While all other MPs contacted for comment ignored the chance to discuss Bermuda’s drug laws, Opposition MP John Barritt did respond to say a rethink might be necessary.
He said: “I do not believe our war on drugs in Bermuda has been very effective, at all.
“I don’t think it unreasonable to wonder out loud whether there is the political will to come to grips with the problem.”
He said the National Drug Control department had been shunted from ministry to ministry, sapping strength and focus from the various programmes.
And he wondered, given the number of fatalities on the roads, why Bermuda’s laws had not been modified to penalise those driving under the influence of drugs.
Mr. Barritt said he favoured giving people a second chance and he was concerned that young people who made the mistake of dabbling in weed were restricted in travel, education and job opportunities when they got caught.
“I am all for reviewing what we have, looking at what is working and what is not, honestly and openly, and then fighting and pushing for what we think will work.
“I would therefore be prepared to look at our laws as they relate to cannabis in that context, and to debate the issues that arise.”
But Mr. Barritt cautioned that he did not want to encourage people to think that it was acceptable to live their lives stoned.
“I also feel the same way about alcohol. These drugs and their so-called ‘beneficial’ use are vastly overrated.”
Mr. Barritt urged the beefing up of the anti-drug message.

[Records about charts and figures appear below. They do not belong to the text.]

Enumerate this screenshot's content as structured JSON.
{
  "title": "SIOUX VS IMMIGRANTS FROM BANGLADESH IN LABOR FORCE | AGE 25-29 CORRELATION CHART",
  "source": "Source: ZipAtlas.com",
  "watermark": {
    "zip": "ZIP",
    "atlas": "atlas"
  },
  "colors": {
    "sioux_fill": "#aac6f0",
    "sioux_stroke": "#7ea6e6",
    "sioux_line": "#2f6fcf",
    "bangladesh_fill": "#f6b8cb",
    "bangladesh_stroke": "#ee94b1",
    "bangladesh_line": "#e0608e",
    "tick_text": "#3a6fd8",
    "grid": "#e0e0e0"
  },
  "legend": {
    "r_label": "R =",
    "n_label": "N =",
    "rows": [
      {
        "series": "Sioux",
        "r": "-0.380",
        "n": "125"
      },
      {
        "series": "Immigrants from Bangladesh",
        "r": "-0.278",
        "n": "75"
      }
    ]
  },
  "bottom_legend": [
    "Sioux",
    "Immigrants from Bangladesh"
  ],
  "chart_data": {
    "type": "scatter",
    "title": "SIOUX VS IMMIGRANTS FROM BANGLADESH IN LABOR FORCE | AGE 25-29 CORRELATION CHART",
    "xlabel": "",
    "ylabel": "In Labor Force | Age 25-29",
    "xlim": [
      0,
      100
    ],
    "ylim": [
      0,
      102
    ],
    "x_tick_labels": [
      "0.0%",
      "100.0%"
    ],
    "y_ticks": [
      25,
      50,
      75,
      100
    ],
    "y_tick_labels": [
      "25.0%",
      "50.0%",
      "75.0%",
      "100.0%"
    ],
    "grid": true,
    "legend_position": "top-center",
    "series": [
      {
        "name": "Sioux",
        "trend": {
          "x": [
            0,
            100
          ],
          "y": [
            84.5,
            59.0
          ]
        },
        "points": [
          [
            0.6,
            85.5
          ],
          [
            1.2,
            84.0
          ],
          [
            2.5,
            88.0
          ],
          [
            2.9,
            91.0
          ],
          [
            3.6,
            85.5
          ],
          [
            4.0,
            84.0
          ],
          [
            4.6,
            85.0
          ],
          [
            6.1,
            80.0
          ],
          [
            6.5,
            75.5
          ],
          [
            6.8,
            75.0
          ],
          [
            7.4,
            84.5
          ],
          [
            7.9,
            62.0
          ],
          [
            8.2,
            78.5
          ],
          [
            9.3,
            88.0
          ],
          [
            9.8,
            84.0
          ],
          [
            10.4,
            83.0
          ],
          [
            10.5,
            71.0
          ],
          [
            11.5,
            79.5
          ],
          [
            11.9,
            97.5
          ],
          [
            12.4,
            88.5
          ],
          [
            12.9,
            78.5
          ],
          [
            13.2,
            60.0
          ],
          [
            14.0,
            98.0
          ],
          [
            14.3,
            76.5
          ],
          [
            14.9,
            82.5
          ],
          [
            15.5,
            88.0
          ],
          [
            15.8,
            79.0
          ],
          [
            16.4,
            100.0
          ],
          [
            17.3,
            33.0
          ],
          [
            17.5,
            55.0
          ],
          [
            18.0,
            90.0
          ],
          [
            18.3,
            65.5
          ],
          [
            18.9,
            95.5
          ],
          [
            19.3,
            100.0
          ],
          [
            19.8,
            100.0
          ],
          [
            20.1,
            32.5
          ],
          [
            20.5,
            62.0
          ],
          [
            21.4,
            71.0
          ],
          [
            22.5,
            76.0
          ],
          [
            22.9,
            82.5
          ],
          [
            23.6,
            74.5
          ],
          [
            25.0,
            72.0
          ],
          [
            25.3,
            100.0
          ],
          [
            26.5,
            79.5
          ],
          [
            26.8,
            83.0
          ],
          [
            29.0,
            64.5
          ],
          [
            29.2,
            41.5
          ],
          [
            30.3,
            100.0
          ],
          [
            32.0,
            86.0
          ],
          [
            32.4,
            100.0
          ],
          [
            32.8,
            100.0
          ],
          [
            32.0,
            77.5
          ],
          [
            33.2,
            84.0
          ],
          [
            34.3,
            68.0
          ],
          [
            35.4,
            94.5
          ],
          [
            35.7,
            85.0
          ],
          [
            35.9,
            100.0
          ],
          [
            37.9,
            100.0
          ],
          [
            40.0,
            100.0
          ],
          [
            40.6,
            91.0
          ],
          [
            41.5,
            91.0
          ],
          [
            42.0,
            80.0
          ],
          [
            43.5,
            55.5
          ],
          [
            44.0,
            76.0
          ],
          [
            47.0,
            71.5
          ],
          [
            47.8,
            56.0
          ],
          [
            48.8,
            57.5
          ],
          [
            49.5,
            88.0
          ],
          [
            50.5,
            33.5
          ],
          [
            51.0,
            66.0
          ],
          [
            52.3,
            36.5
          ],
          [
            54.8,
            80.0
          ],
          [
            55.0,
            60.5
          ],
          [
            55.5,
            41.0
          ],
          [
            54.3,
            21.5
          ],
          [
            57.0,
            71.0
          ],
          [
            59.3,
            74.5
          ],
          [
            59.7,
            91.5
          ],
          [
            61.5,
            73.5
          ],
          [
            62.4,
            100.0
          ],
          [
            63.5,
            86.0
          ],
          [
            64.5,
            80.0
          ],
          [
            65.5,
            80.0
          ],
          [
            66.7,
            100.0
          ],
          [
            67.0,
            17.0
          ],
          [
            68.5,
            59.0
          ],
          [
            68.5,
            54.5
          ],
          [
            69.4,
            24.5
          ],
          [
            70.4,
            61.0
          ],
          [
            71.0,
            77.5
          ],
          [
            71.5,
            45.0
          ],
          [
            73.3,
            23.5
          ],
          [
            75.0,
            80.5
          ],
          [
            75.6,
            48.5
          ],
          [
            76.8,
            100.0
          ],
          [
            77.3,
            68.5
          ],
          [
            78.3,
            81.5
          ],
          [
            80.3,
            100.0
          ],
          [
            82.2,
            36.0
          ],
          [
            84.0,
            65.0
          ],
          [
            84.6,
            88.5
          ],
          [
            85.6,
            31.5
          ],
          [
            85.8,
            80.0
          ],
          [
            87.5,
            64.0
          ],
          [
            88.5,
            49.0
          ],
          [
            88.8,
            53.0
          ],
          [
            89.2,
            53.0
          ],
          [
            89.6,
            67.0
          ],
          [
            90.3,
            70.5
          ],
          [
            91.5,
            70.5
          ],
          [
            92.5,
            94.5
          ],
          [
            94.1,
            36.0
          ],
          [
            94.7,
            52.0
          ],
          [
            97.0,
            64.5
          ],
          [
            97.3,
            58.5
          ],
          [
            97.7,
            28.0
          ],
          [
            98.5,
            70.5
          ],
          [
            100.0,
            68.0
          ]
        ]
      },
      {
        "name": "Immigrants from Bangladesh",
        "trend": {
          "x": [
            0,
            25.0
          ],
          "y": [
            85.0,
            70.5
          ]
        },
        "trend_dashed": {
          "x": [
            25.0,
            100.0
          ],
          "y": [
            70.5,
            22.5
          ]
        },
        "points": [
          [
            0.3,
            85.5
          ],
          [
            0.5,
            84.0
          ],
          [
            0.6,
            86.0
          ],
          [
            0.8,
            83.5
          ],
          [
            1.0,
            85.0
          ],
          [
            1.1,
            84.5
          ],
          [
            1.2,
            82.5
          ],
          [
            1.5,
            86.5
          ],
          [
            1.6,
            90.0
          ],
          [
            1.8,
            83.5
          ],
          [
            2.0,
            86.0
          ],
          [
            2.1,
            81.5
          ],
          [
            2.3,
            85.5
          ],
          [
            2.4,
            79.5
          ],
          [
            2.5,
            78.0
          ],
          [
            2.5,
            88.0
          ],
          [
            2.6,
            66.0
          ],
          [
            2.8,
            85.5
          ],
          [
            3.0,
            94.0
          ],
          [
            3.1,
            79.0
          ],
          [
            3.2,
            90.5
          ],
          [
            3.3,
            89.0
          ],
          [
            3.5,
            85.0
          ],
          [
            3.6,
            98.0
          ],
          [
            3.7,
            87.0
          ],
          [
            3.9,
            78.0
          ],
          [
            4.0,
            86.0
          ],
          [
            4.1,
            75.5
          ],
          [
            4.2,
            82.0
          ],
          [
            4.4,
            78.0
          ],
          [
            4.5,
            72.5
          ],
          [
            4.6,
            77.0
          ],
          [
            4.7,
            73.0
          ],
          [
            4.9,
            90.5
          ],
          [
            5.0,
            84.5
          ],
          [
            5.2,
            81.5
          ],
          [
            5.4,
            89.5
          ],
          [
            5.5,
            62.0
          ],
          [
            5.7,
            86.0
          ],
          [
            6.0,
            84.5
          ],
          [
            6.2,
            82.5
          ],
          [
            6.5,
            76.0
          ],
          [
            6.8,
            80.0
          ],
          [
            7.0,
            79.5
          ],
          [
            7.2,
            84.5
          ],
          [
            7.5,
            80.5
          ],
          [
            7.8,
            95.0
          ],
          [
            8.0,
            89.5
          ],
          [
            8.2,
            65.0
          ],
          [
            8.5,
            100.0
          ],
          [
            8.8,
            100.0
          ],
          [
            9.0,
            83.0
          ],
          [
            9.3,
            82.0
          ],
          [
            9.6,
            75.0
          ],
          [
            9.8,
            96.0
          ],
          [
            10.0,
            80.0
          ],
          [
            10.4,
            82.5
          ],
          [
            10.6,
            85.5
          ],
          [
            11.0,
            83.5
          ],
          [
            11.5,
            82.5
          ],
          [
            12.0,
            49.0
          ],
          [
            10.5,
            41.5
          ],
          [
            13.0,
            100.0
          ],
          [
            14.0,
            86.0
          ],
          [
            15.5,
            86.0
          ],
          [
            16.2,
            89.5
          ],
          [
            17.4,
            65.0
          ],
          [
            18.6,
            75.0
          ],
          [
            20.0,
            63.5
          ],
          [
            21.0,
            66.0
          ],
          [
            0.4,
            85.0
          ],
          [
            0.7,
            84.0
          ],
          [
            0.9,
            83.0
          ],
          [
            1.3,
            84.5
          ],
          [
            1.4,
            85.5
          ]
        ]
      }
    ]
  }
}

“It is ultimately behaviour we have to modify and to give our young people, and the not so young as well, the tools to make the right choices.”
Others are prepared to go much further.
KEMH surgeon Joseph Froncioni said: “Hard drug addiction is a sorry state for the individual.
“However, if control of these substances is left in the hands of criminals, it is society that suffers the consequences resulting from addicts’ desperation to fund their addiction.”
And Coalition for the Protection of Children head Sheelagh Cooper said: “What we are presently doing is not working.
“There are more addicts, more violent crime, more property crime, and increasingly invasive gang behaviour, more deaths on the roads and more guns.
“Decriminalising marijuana may be one of the possibilities to consider as we move forward.
“If marijuana were legalised or decriminalised, it would remove the profit motive and help put an end to the senseless violence that stems from drug battles.”
The question is are the politicians willing to consider a change of heart?